No one is entirely certain who finally put the spell down to paper and distributed it. Sources attribute the author to any number of different savants depending on who one asks. In the Underworld, the Dowager is known to possess a copy of the scroll in her own library - as are the Lover, the Silver Prince, the Bishop, and the Crimson Marquessa Reigning in Fire and Pestilence. A handful of deathknights have attempted to use this spell, but it is thought that perhaps they were deceived into doing so by angry masters who found it more expedient than tossing the offender's monstrance into the Void and losing his shard forever.

For no man or woman who has attempted to perform this ritual has ever managed to succeed. Even the few Abyssals who have used it in the past failed in messy and painful ways, most of them destroyed entirely by the monster they inadvertently summoned. In every case, the subject of the spell turned into a powerful, terrible creature that devoured the caster as well, and had to be put down violently.

Department 137 in Yu-Shan has forbidden its use to all Sidereals studying the dark arts, pending further study. The elders who teach there insist that such magic is dangerous, flies in the face of Saturn's purview, and should never be touched, but so far no one has tried to destroy the scroll. The Crossroads Society has not gone so far as to forbid its adherents the spell, but do insist that it be learned only as an aspect of necromancy itself, and all who do so are warned against the temptation to use it. Lunar and Sidereal alike, most have resisted. A few, however, have not.

In reality, the secret to this spell is simple: it is a cruel double-edged trap.

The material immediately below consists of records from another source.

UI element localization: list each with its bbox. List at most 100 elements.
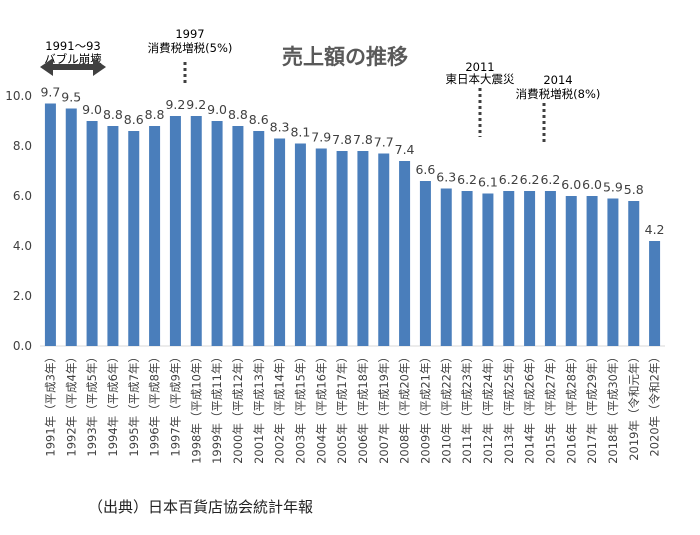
bar [294,143,306,346]
data-label: 9.5 [61,90,81,105]
x-tick-label: 1993年（平成5年） [85,351,99,457]
data-label: 7.8 [332,132,352,147]
x-tick-label: 2012年（平成24年） [481,351,495,464]
x-tick-label: 2019年（令和元年） [627,351,641,461]
bar [44,103,56,346]
bar [482,193,494,346]
bar [274,138,286,346]
x-tick-label: 2001年（平成13年） [252,351,266,464]
x-tick-label: 2003年（平成15年） [293,351,307,464]
bar [357,151,369,346]
annotation-tax1997-label: 消費税増税(5%) [148,41,233,55]
x-tick-label: 2005年（平成17年） [335,351,349,464]
x-tick-label: 2016年（平成28年） [564,351,578,464]
annotation-quake2011-year: 2011 [465,60,494,74]
bar-series: 9.7 1991年（平成3年） 9.5 1992年（平成4年） 9.0 1993年（平成5… [40,85,664,464]
data-label: 7.4 [395,142,415,157]
y-tick-label: 2.0 [13,289,32,303]
bar [503,191,515,346]
x-tick-label: 2006年（平成18年） [356,351,370,464]
bar [128,131,140,346]
bar [336,151,348,346]
data-label: 6.2 [520,172,540,187]
x-tick-label: 2013年（平成25年） [502,351,516,464]
bar [649,241,661,346]
x-tick-label: 2017年（平成29年） [585,351,599,464]
data-label: 6.2 [540,172,560,187]
y-tick-label: 10.0 [5,89,32,103]
data-label: 6.1 [478,175,498,190]
data-label: 6.2 [499,172,519,187]
data-label: 8.8 [103,107,123,122]
x-tick-label: 2011年（平成23年） [460,351,474,464]
bar [461,191,473,346]
data-label: 7.8 [353,132,373,147]
data-label: 4.2 [645,222,665,237]
bar [524,191,536,346]
y-tick-label: 6.0 [13,189,32,203]
annotation-tax1997-year: 1997 [175,27,204,41]
chart-title: 売上額の推移 [282,45,408,69]
data-label: 6.2 [457,172,477,187]
bar [565,196,577,346]
arrow-head-right [93,58,106,76]
data-label: 6.3 [436,170,456,185]
data-label: 9.0 [207,102,227,117]
data-label: 8.8 [145,107,165,122]
y-tick-label: 8.0 [13,139,32,153]
data-label: 8.6 [249,112,269,127]
x-tick-label: 2009年（平成21年） [418,351,432,464]
bar [586,196,598,346]
bar [378,153,390,346]
data-label: 9.2 [165,97,185,112]
x-tick-label: 2000年（平成12年） [231,351,245,464]
source-note: （出典）日本百貨店協会統計年報 [88,498,314,516]
annotation-tax2014-label: 消費税増税(8%) [516,87,601,101]
x-tick-label: 2018年（平成30年） [606,351,620,464]
x-tick-label: 2004年（平成16年） [314,351,328,464]
bar [65,108,77,346]
bar [253,131,265,346]
data-label: 6.6 [415,162,435,177]
x-tick-label: 1992年（平成4年） [64,351,78,457]
annotation-bubble-year: 1991〜93 [45,39,100,53]
data-label: 5.9 [603,180,623,195]
x-tick-label: 1998年（平成10年） [189,351,203,464]
data-label: 8.8 [228,107,248,122]
bar [149,126,161,346]
bar [607,198,619,346]
data-label: 6.0 [561,177,581,192]
bar [169,116,181,346]
x-tick-label: 2008年（平成20年） [398,351,412,464]
bar [419,181,431,346]
x-tick-label: 2002年（平成14年） [273,351,287,464]
x-tick-label: 2007年（平成19年） [377,351,391,464]
data-label: 9.7 [40,85,60,100]
bar [440,188,452,346]
annotation-bubble-label: バブル崩壊 [44,52,102,66]
bar [86,121,98,346]
x-tick-label: 2015年（平成27年） [543,351,557,464]
y-tick-label: 4.0 [13,239,32,253]
annotation-bubble-arrow [40,58,106,76]
x-tick-label: 1995年（平成7年） [127,351,141,457]
bar [399,161,411,346]
data-label: 9.2 [186,97,206,112]
bar [211,121,223,346]
bar [232,126,244,346]
x-tick-label: 2010年（平成22年） [439,351,453,464]
arrow-shaft [52,64,94,70]
y-tick-label: 0.0 [13,339,32,353]
x-tick-label: 1997年（平成9年） [168,351,182,457]
data-label: 7.9 [311,130,331,145]
annotation-tax2014-year: 2014 [543,73,572,87]
x-tick-label: 1991年（平成3年） [43,351,57,457]
arrow-head-left [40,58,53,76]
x-tick-label: 1999年（平成11年） [210,351,224,464]
bar [544,191,556,346]
bar [190,116,202,346]
data-label: 8.6 [124,112,144,127]
y-axis: 0.0 2.0 4.0 6.0 8.0 10.0 [5,89,665,353]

To summon the hun of the necromancer's choosing, she must first gain access to a Fetter belonging to that person and spend one unsoakable lethal health level in the shedding of one's own, living blood. Entreating a prayer to the lords of the Setesh Calendar, opening the gates of the soul to bring the hun back into a habitable body involves committing the Essence to the vessel of choice, usually either a homunculus or the original body (though the latter is only advisable if the person has been dead for less than three days).

Unfortunately no one seems to have ever understood the meaning of a rather vague passage buried in the text: to call back a person's full soul is to tear their corpus away from the Underworld - or Lethe - and force it into a state no longer natural. Without a po to anchor the soul's passions, the hun cannot remain intact, and if there is no "conduit" as the text requires, then it is torn apart by the soul's own fear, anger, and resentment. Corrupted and destabilized by its own malice, which is in turn fed from the Void through the caster, the ghost loses any remaining consciousness of herself as a thinking, separate being, loses control over her own form, and becomes a monster. Usually the hapless necromancer is devoured, as are any number of innocents before the thing is put down itself. In its own way, it is a crueler fate even than soulforging.

In order for the spell to be successful, another ghost or a living human being must act as a sort of conduit, to supply the hun with a po to stabilize the soul complex. Unfortunately for the sacrifice himself, his own higher soul is devoured by the transferred malice and he becomes a thoughtless husk driven only by his own passions.